Emergenza coronavirus, le stime di Fmi: “La peggior recessione dal 1930”. Previsto un crollo del Pil dell’Italia.

L’emergenza coronavirus mette in ginocchio l’economia globale. Secondo le stime di Fmi nel 2020 il Pil calerà del 3%.

Coronavirus, le stime di Fmi: la peggior recessione dal 1930

Fmi parla di Great Lockdown, Grande Chiusura. Secondo le stime del Fondo si va verso la recessione peggiore dai tempi della Grande Depressione del 1930. La recessione riguarda sia le economie avanzate che quelle in via di sviluppo.

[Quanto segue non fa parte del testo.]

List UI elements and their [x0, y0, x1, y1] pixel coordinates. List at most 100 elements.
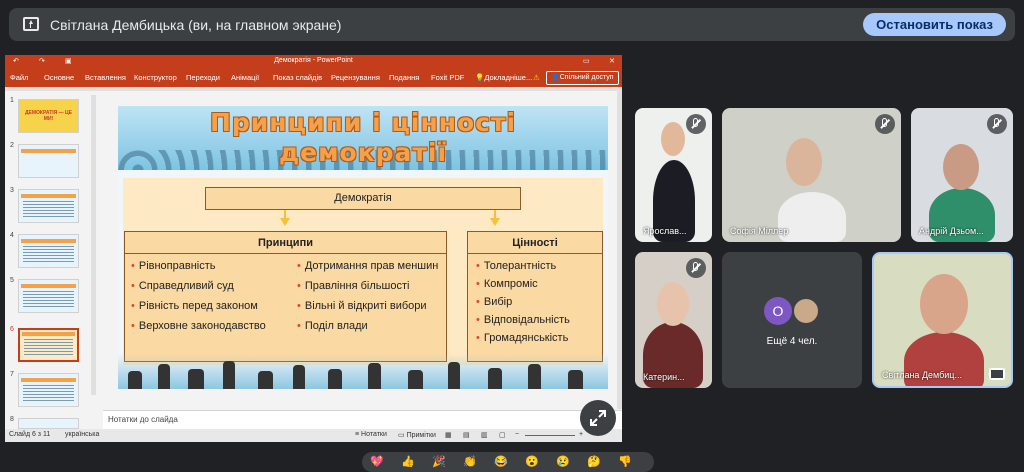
slide-counter: Слайд 6 з 11: [9, 431, 51, 438]
participant-head: [657, 282, 689, 326]
slide-number: 7: [10, 371, 14, 378]
slide-title-line1: Принципи і цінності: [209, 108, 517, 137]
participant-name: Світлана Дембиц...: [882, 370, 962, 380]
slide-thumbnail-3[interactable]: [18, 189, 79, 223]
cry-icon[interactable]: 😢: [556, 455, 570, 468]
normal-view-icon[interactable]: ▦: [445, 431, 452, 439]
warning-icon: ⚠: [533, 73, 540, 82]
notes-icon: ≡: [355, 431, 360, 438]
slide-canvas: Принципи і цінності демократії Демократі…: [118, 106, 608, 389]
tab-slideshow[interactable]: Показ слайдів: [273, 73, 322, 82]
arrow-stem: [284, 210, 286, 218]
close-icon[interactable]: ✕: [609, 57, 615, 65]
ppt-ribbon-tabs: Файл Основне Вставлення Конструктор Пере…: [5, 69, 622, 87]
party-icon[interactable]: 🎉: [432, 455, 446, 468]
zoom-out-icon[interactable]: −: [515, 431, 519, 438]
zoom-slider[interactable]: [525, 435, 575, 436]
participant-head: [920, 274, 968, 334]
principle-item: Верховне законодавство: [131, 320, 266, 332]
tab-insert[interactable]: Вставлення: [85, 73, 126, 82]
reading-view-icon[interactable]: ▥: [481, 431, 488, 439]
slide-number: 3: [10, 187, 14, 194]
comments-toggle[interactable]: ▭ Примітки: [398, 431, 436, 439]
notes-toggle[interactable]: ≡ Нотатки: [355, 431, 387, 438]
tab-home[interactable]: Основне: [44, 73, 74, 82]
value-item: Компроміс: [476, 278, 538, 290]
value-item: Толерантність: [476, 260, 556, 272]
thumbs-up-icon[interactable]: 👍: [401, 455, 415, 468]
slideshow-view-icon[interactable]: ▢: [499, 431, 506, 439]
slide-thumbnail-4[interactable]: [18, 234, 79, 268]
participant-tile-2[interactable]: Софія Міллер: [722, 108, 901, 242]
clap-icon[interactable]: 👏: [463, 455, 477, 468]
thumbnail-title: ДЕМОКРАТІЯ — ЦЕ МИ!: [24, 110, 73, 122]
expand-icon: [590, 410, 606, 426]
slide-thumbnail-2[interactable]: [18, 144, 79, 178]
expand-presentation-button[interactable]: [580, 400, 616, 436]
tab-tell-me[interactable]: 💡Докладніше...: [475, 73, 532, 82]
mic-off-icon: [875, 114, 895, 134]
slide-number: 1: [10, 97, 14, 104]
avatar: [792, 297, 820, 325]
tab-review[interactable]: Рецензування: [331, 73, 380, 82]
participant-name: Катерин...: [643, 372, 685, 382]
participant-tile-3[interactable]: Андрій Дзьом...: [911, 108, 1013, 242]
arrow-down-icon: [280, 218, 290, 226]
participant-name: Андрій Дзьом...: [919, 226, 984, 236]
tab-animations[interactable]: Анімації: [231, 73, 259, 82]
slide-number: 5: [10, 277, 14, 284]
stop-presenting-button[interactable]: Остановить показ: [863, 13, 1006, 36]
thumbnail-scrollbar[interactable]: [91, 95, 96, 395]
principles-title: Принципи: [125, 232, 446, 254]
more-participants-tile[interactable]: О Ещё 4 чел.: [722, 252, 862, 388]
participant-name: Ярослав...: [643, 226, 687, 236]
crowd-silhouette: [118, 354, 608, 389]
participant-head: [786, 138, 822, 186]
minimize-icon[interactable]: ▭: [583, 57, 590, 65]
surprised-icon[interactable]: 😮: [525, 455, 539, 468]
participant-tile-self[interactable]: Світлана Дембиц...: [872, 252, 1013, 388]
principle-item: Правління більшості: [297, 280, 410, 292]
user-icon: 👤: [551, 74, 560, 81]
values-title: Цінності: [468, 232, 602, 254]
sorter-view-icon[interactable]: ▤: [463, 431, 470, 439]
slide-thumbnail-8[interactable]: [18, 418, 79, 429]
slide-thumbnail-5[interactable]: [18, 279, 79, 313]
principles-box: Принципи Рівноправність Справедливий суд…: [124, 231, 447, 362]
value-item: Відповідальність: [476, 314, 570, 326]
notes-placeholder: Нотатки до слайда: [108, 415, 178, 424]
slide-number: 4: [10, 232, 14, 239]
slide-thumbnail-7[interactable]: [18, 373, 79, 407]
presenting-banner: Світлана Дембицька (ви, на главном экран…: [9, 8, 1015, 41]
slide-thumbnail-1[interactable]: ДЕМОКРАТІЯ — ЦЕ МИ!: [18, 99, 79, 133]
thumbs-down-icon[interactable]: 👎: [618, 455, 632, 468]
tab-view[interactable]: Подання: [389, 73, 419, 82]
values-box: Цінності Толерантність Компроміс Вибір В…: [467, 231, 603, 362]
language-indicator: українська: [65, 431, 100, 438]
mic-off-icon: [686, 114, 706, 134]
tab-transitions[interactable]: Переходи: [186, 73, 220, 82]
pin-tile-icon[interactable]: [989, 368, 1005, 380]
ppt-status-bar: Слайд 6 з 11 українська ≡ Нотатки ▭ Прим…: [5, 429, 622, 442]
participant-head: [943, 144, 979, 190]
laugh-icon[interactable]: 😂: [494, 455, 508, 468]
zoom-in-icon[interactable]: +: [579, 431, 583, 438]
participant-tile-4[interactable]: Катерин...: [635, 252, 712, 388]
democracy-box: Демократія: [205, 187, 521, 210]
participant-head: [661, 122, 685, 156]
comment-icon: ▭: [398, 432, 405, 439]
present-screen-icon: [23, 17, 39, 31]
participant-tile-1[interactable]: Ярослав...: [635, 108, 712, 242]
ppt-titlebar: ↶ ↷ ▣ Демократія - PowerPoint ▭ ✕: [5, 55, 622, 69]
thinking-icon[interactable]: 🤔: [587, 455, 601, 468]
slide-thumbnail-6[interactable]: [18, 328, 79, 362]
heart-icon[interactable]: 💖: [370, 455, 384, 468]
value-item: Вибір: [476, 296, 512, 308]
share-button[interactable]: 👤Спільний доступ: [546, 71, 619, 85]
tab-foxit[interactable]: Foxit PDF: [431, 73, 464, 82]
slide-scrollbar[interactable]: [617, 91, 622, 409]
tab-file[interactable]: Файл: [10, 73, 28, 82]
notes-pane[interactable]: Нотатки до слайда: [103, 410, 622, 430]
tab-design[interactable]: Конструктор: [134, 73, 177, 82]
avatar: О: [764, 297, 792, 325]
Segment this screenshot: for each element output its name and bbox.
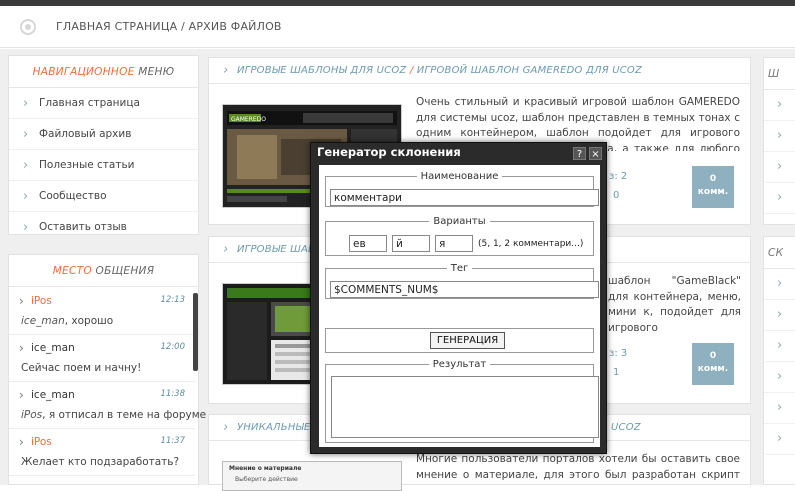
right-panel-item[interactable]: [764, 183, 795, 214]
nav-title-rest: МЕНЮ: [134, 66, 175, 78]
chat-time: 12:13: [160, 295, 186, 305]
variant-five-input[interactable]: [349, 235, 387, 252]
chat-text: Сейчас поем и начну!: [21, 362, 142, 374]
arrow-icon: ›: [19, 435, 24, 449]
arrow-icon: ›: [19, 388, 24, 402]
chat-quote: iPos: [21, 409, 43, 421]
article-meta: 1: [613, 367, 620, 378]
chat-time: 11:37: [160, 436, 186, 446]
nav-item-files[interactable]: Файловый архив: [9, 119, 198, 150]
close-icon[interactable]: ×: [589, 147, 602, 160]
chat-text-body: , хорошо: [64, 315, 114, 327]
chat-text-body: , я отписал в теме на форуме: [42, 409, 207, 421]
chat-user[interactable]: iPos: [31, 295, 52, 307]
chat-text: iPos, я отписал в теме на форуме: [21, 409, 206, 421]
comments-count: 0: [709, 174, 717, 184]
right-panel: Ш: [763, 57, 795, 225]
help-icon[interactable]: ?: [573, 147, 586, 160]
thumbnail-logo: GAMEREDO: [231, 116, 266, 123]
nav-panel-title: НАВИГАЦИОННОЕ МЕНЮ: [9, 56, 198, 88]
article-title-link[interactable]: ИГРОВОЙ ШАБЛОН GAMEREDO ДЛЯ UCOZ: [417, 65, 642, 76]
chat-text: ice_man, хорошо: [21, 315, 113, 327]
thumbnail-subtitle: Выберите действие: [235, 476, 298, 483]
name-input[interactable]: [330, 189, 599, 206]
nav-title-accent: НАВИГАЦИОННОЕ: [32, 66, 135, 78]
chat-message: › iPos 12:13 ice_man, хорошо: [9, 288, 195, 335]
chat-time: 12:00: [160, 342, 186, 352]
right-panel-item[interactable]: [764, 362, 795, 393]
name-legend: Наименование: [420, 171, 499, 182]
arrow-icon: ›: [19, 294, 24, 308]
dialog-title: Генератор склонения: [317, 145, 461, 159]
tag-input[interactable]: [330, 281, 599, 298]
article-excerpt: шаблон "GameBlack" для контейнера, меню,…: [608, 275, 741, 334]
chat-message: › ice_man 11:38 iPos, я отписал в теме н…: [9, 382, 206, 429]
right-panel-item[interactable]: [764, 152, 795, 183]
variants-hint: (5, 1, 2 комментари...): [478, 239, 584, 249]
article-meta: з: 3: [609, 348, 628, 359]
generate-button[interactable]: ГЕНЕРАЦИЯ: [430, 332, 505, 349]
nav-item-articles[interactable]: Полезные статьи: [9, 150, 198, 181]
comments-label: комм.: [697, 364, 729, 374]
nav-item-home[interactable]: Главная страница: [9, 88, 198, 119]
chat-panel-title: МЕСТО ОБЩЕНИЯ: [9, 255, 198, 287]
article-meta: з: 2: [609, 171, 628, 182]
chat-title-accent: МЕСТО: [52, 265, 92, 277]
chat-user[interactable]: ice_man: [31, 342, 75, 354]
comments-button[interactable]: 0 комм.: [692, 343, 734, 385]
arrow-icon: ›: [19, 341, 24, 355]
chat-user[interactable]: ice_man: [31, 389, 75, 401]
chat-quote: ice_man: [21, 315, 65, 327]
right-panel: СК: [763, 236, 795, 485]
chat-message: › ice_man 12:00 Сейчас поем и начну!: [9, 335, 195, 382]
comments-label: комм.: [697, 187, 729, 197]
article-thumbnail[interactable]: Мнение о материале Выберите действие: [222, 461, 402, 491]
right-panel-item[interactable]: [764, 331, 795, 362]
nav-panel: НАВИГАЦИОННОЕ МЕНЮ Главная страница Файл…: [8, 55, 199, 243]
chat-list: › iPos 12:13 ice_man, хорошо › ice_man 1…: [9, 288, 206, 476]
home-icon[interactable]: [20, 19, 36, 35]
variants-legend: Варианты: [433, 216, 486, 227]
result-legend: Результат: [432, 359, 487, 370]
heading-separator: /: [406, 65, 417, 76]
breadcrumb: ГЛАВНАЯ СТРАНИЦА / АРХИВ ФАЙЛОВ: [56, 20, 282, 33]
right-panel-title: СК: [764, 237, 795, 269]
chat-scrollbar[interactable]: [193, 293, 198, 371]
right-panel-item[interactable]: [764, 90, 795, 121]
thumbnail-title: Мнение о материале: [229, 465, 302, 472]
declension-generator-dialog: Генератор склонения ? × Наименование Вар…: [310, 142, 607, 454]
dialog-body: Наименование Варианты (5, 1, 2 комментар…: [319, 165, 600, 447]
right-panel-title: Ш: [764, 58, 795, 90]
right-panel-item[interactable]: [764, 269, 795, 300]
right-panel-item[interactable]: [764, 121, 795, 152]
chat-message: › iPos 11:37 Желает кто подзаработать?: [9, 429, 195, 476]
article-meta: 0: [613, 190, 620, 201]
variant-one-input[interactable]: [392, 235, 430, 252]
article-excerpt: Многие пользователи порталов хотели бы о…: [416, 453, 740, 481]
chat-panel: МЕСТО ОБЩЕНИЯ › iPos 12:13 ice_man, хоро…: [8, 254, 206, 485]
result-textarea[interactable]: [331, 376, 599, 438]
chat-time: 11:38: [160, 389, 186, 399]
right-panel-item[interactable]: [764, 300, 795, 331]
nav-item-feedback[interactable]: Оставить отзыв: [9, 212, 198, 243]
chat-title-rest: ОБЩЕНИЯ: [91, 265, 155, 277]
variant-two-input[interactable]: [435, 235, 473, 252]
nav-item-community[interactable]: Сообщество: [9, 181, 198, 212]
tag-legend: Тег: [450, 263, 469, 274]
header: ГЛАВНАЯ СТРАНИЦА / АРХИВ ФАЙЛОВ: [0, 6, 795, 48]
right-panel-item[interactable]: [764, 393, 795, 424]
chat-text: Желает кто подзаработать?: [21, 456, 180, 468]
chat-user[interactable]: iPos: [31, 436, 52, 448]
article-heading: ИГРОВЫЕ ШАБЛОНЫ ДЛЯ UCOZ / ИГРОВОЙ ШАБЛО…: [209, 58, 750, 84]
right-panel-item[interactable]: [764, 424, 795, 455]
comments-button[interactable]: 0 комм.: [692, 166, 734, 208]
article-category-link[interactable]: ИГРОВЫЕ ШАБЛОНЫ ДЛЯ UCOZ: [237, 65, 406, 76]
article-title-link[interactable]: UCOZ: [611, 415, 641, 441]
comments-count: 0: [709, 351, 717, 361]
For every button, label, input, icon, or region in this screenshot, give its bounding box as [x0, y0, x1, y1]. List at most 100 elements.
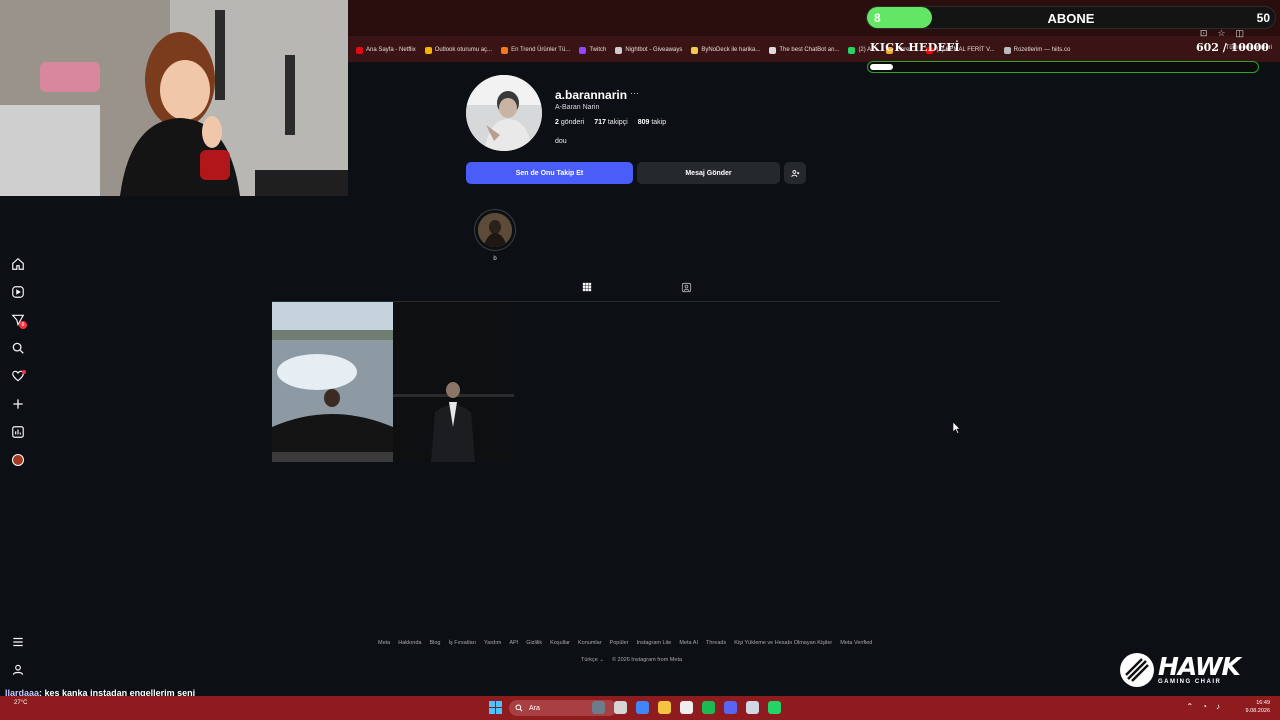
copyright: © 2026 Instagram from Meta [611, 657, 683, 663]
mouse-cursor-icon [952, 421, 961, 439]
suggested-accounts-button[interactable] [784, 162, 806, 184]
subscriber-goal-label: ABONE [1047, 11, 1095, 26]
footer-link[interactable]: Blog [429, 640, 440, 646]
system-clock[interactable]: 16:49 9.08.2026 [1246, 699, 1270, 715]
star-icon[interactable]: ☆ [1217, 28, 1225, 39]
bookmark-label: Rozetlerim — hiits.co [1013, 47, 1071, 53]
taskbar-app-files[interactable] [614, 701, 627, 714]
footer-link[interactable]: Popüler [610, 640, 629, 646]
profile-username: a.barannarin [555, 88, 628, 102]
profile-avatar[interactable] [466, 75, 542, 151]
footer-link[interactable]: Konumlar [578, 640, 602, 646]
create-icon[interactable] [9, 395, 27, 413]
bookmark-label: ByNoDeck ile harika... [701, 47, 761, 53]
bookmark-favicon-icon [848, 46, 856, 54]
taskbar-app-explorer[interactable] [658, 701, 671, 714]
footer-link[interactable]: Threads [706, 640, 726, 646]
footer-link[interactable]: Instagram Lite [637, 640, 672, 646]
bookmark-item[interactable]: Outlook oturumu aç... [424, 42, 492, 58]
dashboard-icon[interactable] [9, 423, 27, 441]
bookmark-label: En Trend Ürünler Tü... [511, 47, 571, 53]
footer-link[interactable]: Koşullar [550, 640, 570, 646]
home-icon[interactable] [9, 255, 27, 273]
message-button[interactable]: Mesaj Gönder [637, 162, 780, 184]
weather-widget[interactable]: 27°C [14, 699, 27, 707]
webcam-overlay [0, 0, 348, 196]
notifications-icon[interactable] [9, 367, 27, 385]
profile-full-name: A-Baran Narin [555, 104, 600, 111]
taskbar-app-chrome[interactable] [636, 701, 649, 714]
chevron-up-icon[interactable]: ⌃ [1186, 702, 1193, 711]
notifications-dot [22, 370, 26, 374]
bookmark-item[interactable]: En Trend Ürünler Tü... [501, 42, 570, 58]
bookmark-label: The best ChatBot an... [779, 47, 840, 53]
start-button[interactable] [489, 701, 502, 714]
tab-tagged[interactable] [676, 282, 696, 302]
windows-icon [489, 701, 502, 714]
following-stat[interactable]: 809 takip [638, 119, 666, 126]
search-icon[interactable] [9, 339, 27, 357]
bookmark-item[interactable]: Nightbot - Giveaways [615, 42, 682, 58]
kick-goal-fill [870, 64, 894, 70]
taskbar-app-spotify[interactable] [702, 701, 715, 714]
bookmark-item[interactable]: ByNoDeck ile harika... [691, 42, 760, 58]
add-person-icon [790, 169, 799, 177]
grid-icon [582, 282, 592, 292]
footer-link[interactable]: Meta [378, 640, 390, 646]
bookmark-favicon-icon [356, 46, 363, 54]
network-icon[interactable]: ◔ [1202, 702, 1207, 711]
post-thumbnail[interactable] [272, 302, 393, 462]
language-selector[interactable]: Türkçe ⌄ [581, 657, 604, 663]
messages-icon[interactable]: 6 [9, 311, 27, 329]
bookmark-item[interactable]: Ana Sayfa - Netflix [356, 42, 416, 58]
bookmarks-bar: Ana Sayfa - Netflix Outlook oturumu aç...… [356, 42, 1186, 58]
hawk-logo [1120, 653, 1154, 687]
bookmark-favicon-icon [424, 46, 432, 54]
footer-links: Meta Hakkında Blog İş Fırsatları Yardım API Gi… [378, 640, 872, 646]
bookmark-favicon-icon [769, 46, 777, 54]
taskbar-app-whatsapp[interactable] [768, 701, 781, 714]
messages-badge: 6 [19, 321, 27, 329]
footer-link[interactable]: Meta AI [679, 640, 698, 646]
tagged-icon [681, 282, 691, 293]
post-thumbnail[interactable] [393, 302, 514, 462]
footer-link[interactable]: Gizlilik [526, 640, 542, 646]
followers-stat[interactable]: 717 takipçi [594, 119, 627, 126]
tab-posts[interactable] [571, 282, 603, 302]
menu-icon[interactable] [9, 633, 27, 651]
story-highlight[interactable] [474, 209, 516, 251]
kick-goal-bar [867, 61, 1259, 73]
volume-icon[interactable]: ♪ [1216, 702, 1220, 711]
bookmark-label: Ana Sayfa - Netflix [366, 47, 416, 53]
reels-icon[interactable] [9, 283, 27, 301]
subscriber-goal-target: 50 [1256, 11, 1270, 25]
sponsor-subtitle: GAMING CHAIR [1158, 679, 1222, 685]
taskbar-app-steam[interactable] [746, 701, 759, 714]
footer-link[interactable]: İş Fırsatları [449, 640, 477, 646]
sponsor-brand: HAWK [1158, 652, 1241, 681]
profile-bio: dou [555, 138, 567, 145]
extensions-icon[interactable]: ◫ [1235, 28, 1244, 39]
bookmark-item[interactable]: Twitch [579, 42, 606, 58]
footer-link[interactable]: Kişi Yükleme ve Hesabı Olmayan Kişiler [734, 640, 832, 646]
taskbar-app-store[interactable] [680, 701, 693, 714]
more-options-icon[interactable]: ··· [630, 88, 639, 98]
footer-link[interactable]: Meta Verified [840, 640, 872, 646]
footer-link[interactable]: API [509, 640, 518, 646]
footer-link[interactable]: Hakkında [398, 640, 421, 646]
bookmark-favicon-icon [579, 46, 587, 54]
cast-icon[interactable]: ⊡ [1200, 28, 1208, 39]
follow-button[interactable]: Sen de Onu Takip Et [466, 162, 633, 184]
taskbar-app-discord[interactable] [724, 701, 737, 714]
extension-icons: ⊡ ☆ ◫ [1200, 28, 1244, 39]
bookmark-item[interactable]: The best ChatBot an... [769, 42, 839, 58]
system-tray: ⌃ ◔ ♪ [1186, 702, 1220, 711]
threads-icon[interactable] [9, 661, 27, 679]
search-icon [515, 704, 523, 712]
profile-icon[interactable] [9, 451, 27, 469]
subscriber-goal-bar: 8 ABONE 50 [866, 6, 1276, 29]
bookmark-item[interactable]: Rozetlerim — hiits.co [1003, 42, 1071, 58]
taskbar-app-widgets[interactable] [592, 701, 605, 714]
footer-link[interactable]: Yardım [484, 640, 501, 646]
footer-bottom: Türkçe ⌄ © 2026 Instagram from Meta [581, 657, 682, 663]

Ipotizzando che l’emergenza coronavirus possa rientrare nella seconda metà dell’anno in corso, per il 2021 il Fmi prevede una crescita del 5,8%.

Di fatto si va verso una contrazione del Pil nel 2020 e una ripresa nel 2021 nella speranza che la pandemia possa in qualche modo essere controllata entro la fine dell’anno in corso.

I paesi devono continuare a spendere generosamente sui loro sistemi sanitari. Mentre l’economia è ferma la politica deve anche assicurarsi che la popolazione sia in grado di centrare i proprio bisogni e le imprese siano in grado di partire una volta che la fase acuta della pandemia è passata. Le ampie, tempestive e mirate politiche di bilancio e monetarie già prese sono state ancora di salvezza per le famiglie e le imprese.

Questo sostegno deve continuare durante la fase del contenimento per minimizzare le cicatrici che potrebbero emergere dai deboli investimenti e dalle perdite di posti di lavoro […] Siamo di fronte a una forte incertezza su quanto accadrà. Le risposte politiche nazionali e internazionali devono essere forti, dispiegate rapidamente e ricalibrate con l’emergere dei dati” ha evidenziato Gopinath (Fmi).

Euro risparmi
Euro risparmi

Lo scenario per l’Italia

Le stime per l’Italia sono catastrofiche. Fmi prevede una contrazione del 9,1% nell’anno in corso. Nel 2021 dovrebbe registrarsi una ripresa del 4,8% circa.

“Le ricadute economiche riflettono shock acuti in particolari settori e per questo la politica deve attuare misure di bilancio e monetarie mirate a sostegno di famiglie e imprese. Le risposte di bilancio nei paesi colpiti sono state rapide e consistenti in diverse economie avanzate” .

“In alcuni parti dell’Europa l’epidemia è stata severa quanto nella provincia di Hubei in Cina. Anche se è essenziale per contenere il virus, le chiusure e le restrizioni dei movimenti pesano sull’attività economia e avversi effetti sulla fiducia possono ulteriormente pesare sulle prospettive economiche”.